Bosch, park etme sorununu da ortadan kaldırma konusunda çalışıyor. Sürücüler, uygun bir park yeri ararken trafik sıkışıklığının yüzde 30’una sebep oluyor. Bununla mücadele etmenin yolu, otomobillere veya park alanlarına, bir park yeri boş olduğunda bunu algılayan ve sürücülere bilgi veren sensörler takılması. Bosch, topluluk tabanlı park etme konseptinde bu fikri uygulamaya soktu. Otomobiller gezinirken, yol kenarında park etmiş araçlar arasındaki boş park yerlerini algılıyor ve hesaplama yapıyor. Bu bilgi, bir akıllı telefon veya otomobilin navigasyon sistemiyle açılabilen gerçek zamanlı haritalara giriliyor. Yerleşim alanlarında veya şehir içinde park yeri arayan sürücüler, böylece otomobilleriyle çok fazla tur atmadan bir park yeri buluyor. Bu teknoloji ile sürücülerin sinirleri bozulmuyor, para ve zaman tasarrufu sağlanıyor ve çevre açısından da daha faydalı oluyor.
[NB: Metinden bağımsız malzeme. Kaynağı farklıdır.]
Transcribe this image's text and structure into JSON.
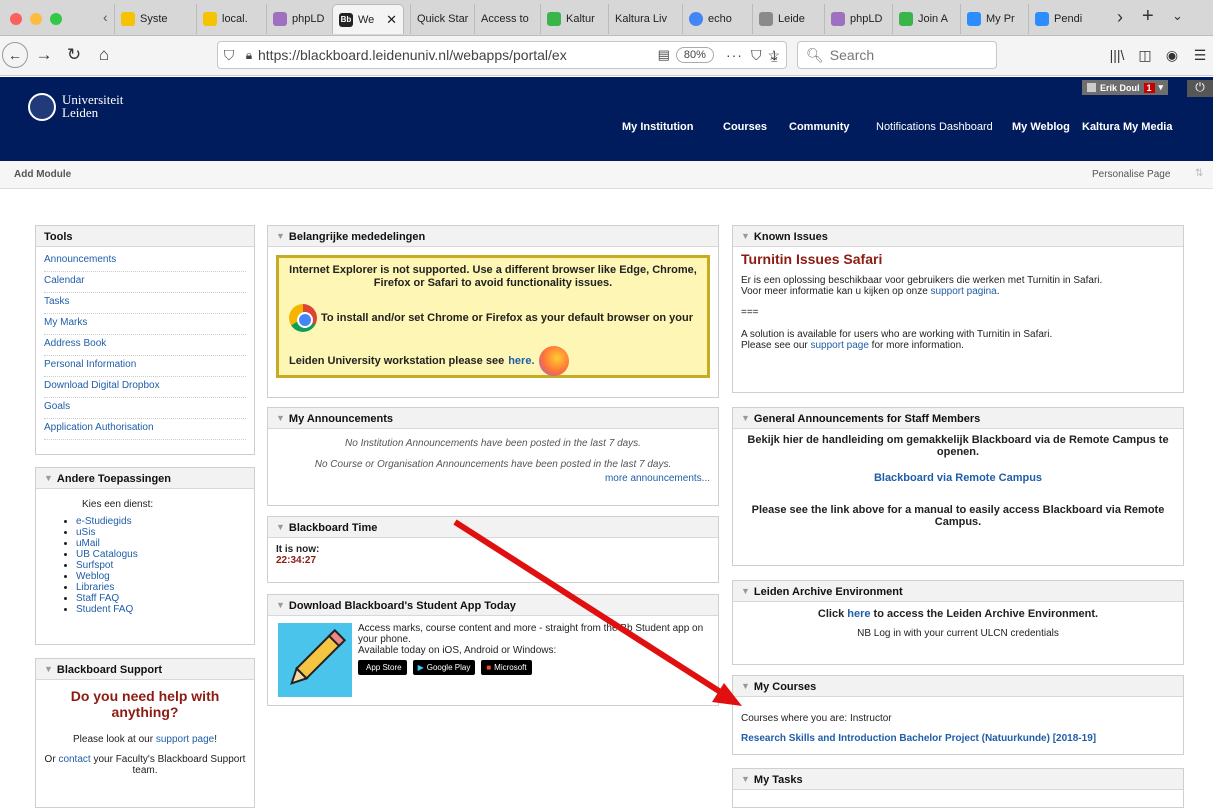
{
  "browser": {
    "tabs": [
      {
        "label": "Syste",
        "icon": "sunflower-icon"
      },
      {
        "label": "local.",
        "icon": "sunflower-icon"
      },
      {
        "label": "phpLD",
        "icon": "php-icon"
      },
      {
        "label": "We",
        "icon": "blackboard-icon",
        "favtext": "Bb"
      },
      {
        "label": "Quick Star",
        "icon": "none"
      },
      {
        "label": "Access to",
        "icon": "none"
      },
      {
        "label": "Kaltur",
        "icon": "kaltura-icon"
      },
      {
        "label": "Kaltura Liv",
        "icon": "none"
      },
      {
        "label": "echo",
        "icon": "google-icon"
      },
      {
        "label": "Leide",
        "icon": "leiden-icon"
      },
      {
        "label": "phpLD",
        "icon": "php-icon"
      },
      {
        "label": "Join A",
        "icon": "kaltura-icon"
      },
      {
        "label": "My Pr",
        "icon": "zoom-icon"
      },
      {
        "label": "Pendi",
        "icon": "zoom-icon"
      }
    ],
    "url": "https://blackboard.leidenuniv.nl/webapps/portal/ex",
    "zoom": "80%",
    "search_placeholder": "Search"
  },
  "header": {
    "logo_line1": "Universiteit",
    "logo_line2": "Leiden",
    "user": "Erik Doul",
    "notif_count": "1",
    "menu": [
      "My Institution",
      "Courses",
      "Community",
      "Notifications Dashboard",
      "My Weblog",
      "Kaltura My Media"
    ]
  },
  "subbar": {
    "add_module": "Add Module",
    "personalise": "Personalise Page"
  },
  "tools": {
    "title": "Tools",
    "items": [
      "Announcements",
      "Calendar",
      "Tasks",
      "My Marks",
      "Address Book",
      "Personal Information",
      "Download Digital Dropbox",
      "Goals",
      "Application Authorisation"
    ]
  },
  "andere": {
    "title": "Andere Toepassingen",
    "intro": "Kies een dienst:",
    "items": [
      "e-Studiegids",
      "uSis",
      "uMail",
      "UB Catalogus",
      "Surfspot",
      "Weblog",
      "Libraries",
      "Staff FAQ",
      "Student FAQ"
    ]
  },
  "support": {
    "title": "Blackboard Support",
    "heading": "Do you need help with anything?",
    "line1_pre": "Please look at  our ",
    "line1_link": "support page",
    "line1_post": "!",
    "line2_pre": "Or ",
    "line2_link": "contact",
    "line2_post": " your Faculty's Blackboard Support team."
  },
  "mededelingen": {
    "title": "Belangrijke mededelingen",
    "ie_text": "Internet Explorer is not supported. Use a different browser like Edge, Chrome, Firefox or Safari to avoid functionality issues.",
    "install_text": "To install and/or set Chrome or Firefox as your default browser on your",
    "workstation_text": "Leiden University workstation please see ",
    "here": "here."
  },
  "announcements": {
    "title": "My Announcements",
    "line1": "No Institution Announcements have been posted in the last 7 days.",
    "line2": "No Course or Organisation Announcements have been posted in the last 7 days.",
    "more": "more announcements..."
  },
  "bbtime": {
    "title": "Blackboard Time",
    "label": "It is now:",
    "time": "22:34:27"
  },
  "app": {
    "title": "Download Blackboard's Student App Today",
    "text1": "Access marks, course content and more - straight from the Bb Student app on your phone.",
    "text2": "Available today on iOS, Android or Windows:",
    "stores": [
      "App Store",
      "Google Play",
      "Microsoft"
    ]
  },
  "known": {
    "title": "Known Issues",
    "heading": "Turnitin Issues Safari",
    "nl1": "Er is een oplossing beschikbaar voor gebruikers die werken met Turnitin in Safari.",
    "nl2_pre": "Voor meer informatie kan u kijken op onze ",
    "nl2_link": "support pagina",
    "sep": "===",
    "en1": "A solution is available for users who are working with Turnitin in Safari.",
    "en2_pre": "Please see our ",
    "en2_link": "support page",
    "en2_post": " for more information."
  },
  "general": {
    "title": "General Announcements for Staff Members",
    "nl": "Bekijk hier de handleiding om gemakkelijk Blackboard via de Remote Campus te openen.",
    "link": "Blackboard via Remote Campus",
    "en": "Please see the link above for a manual to easily access Blackboard via Remote Campus."
  },
  "archive": {
    "title": "Leiden Archive Environment",
    "pre": "Click ",
    "link": "here",
    "post": " to access the Leiden Archive Environment.",
    "note": "NB Log in with your current ULCN credentials"
  },
  "courses": {
    "title": "My Courses",
    "label": "Courses where you are: Instructor",
    "course": "Research Skills and Introduction Bachelor Project (Natuurkunde) [2018-19]"
  },
  "tasks": {
    "title": "My Tasks"
  },
  "colors": {
    "header": "#001c5c",
    "link": "#1f5ea8",
    "arrow": "#e01010"
  }
}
Bosch ayrıca, şirkete 2015 yılında bir CES İnovasyon Ödülü kazandıran dokunsal geri bildirimli dokunmatik ekranını da sergiliyor. Ürün, ekranda görüntülenen tuşların gerçek butonlar gibi olması ve böylece sürücülerin navigasyon gibi eğlendirici bilgilendirme sistemindeki uygulamaları bakmadan kullanabilmesi yönüyle benzersiz. Bu, sürüşü daha güvenli bir hale getirerek sürücülerin gözlerini yoldan daha az ayırması anlamına geliyor.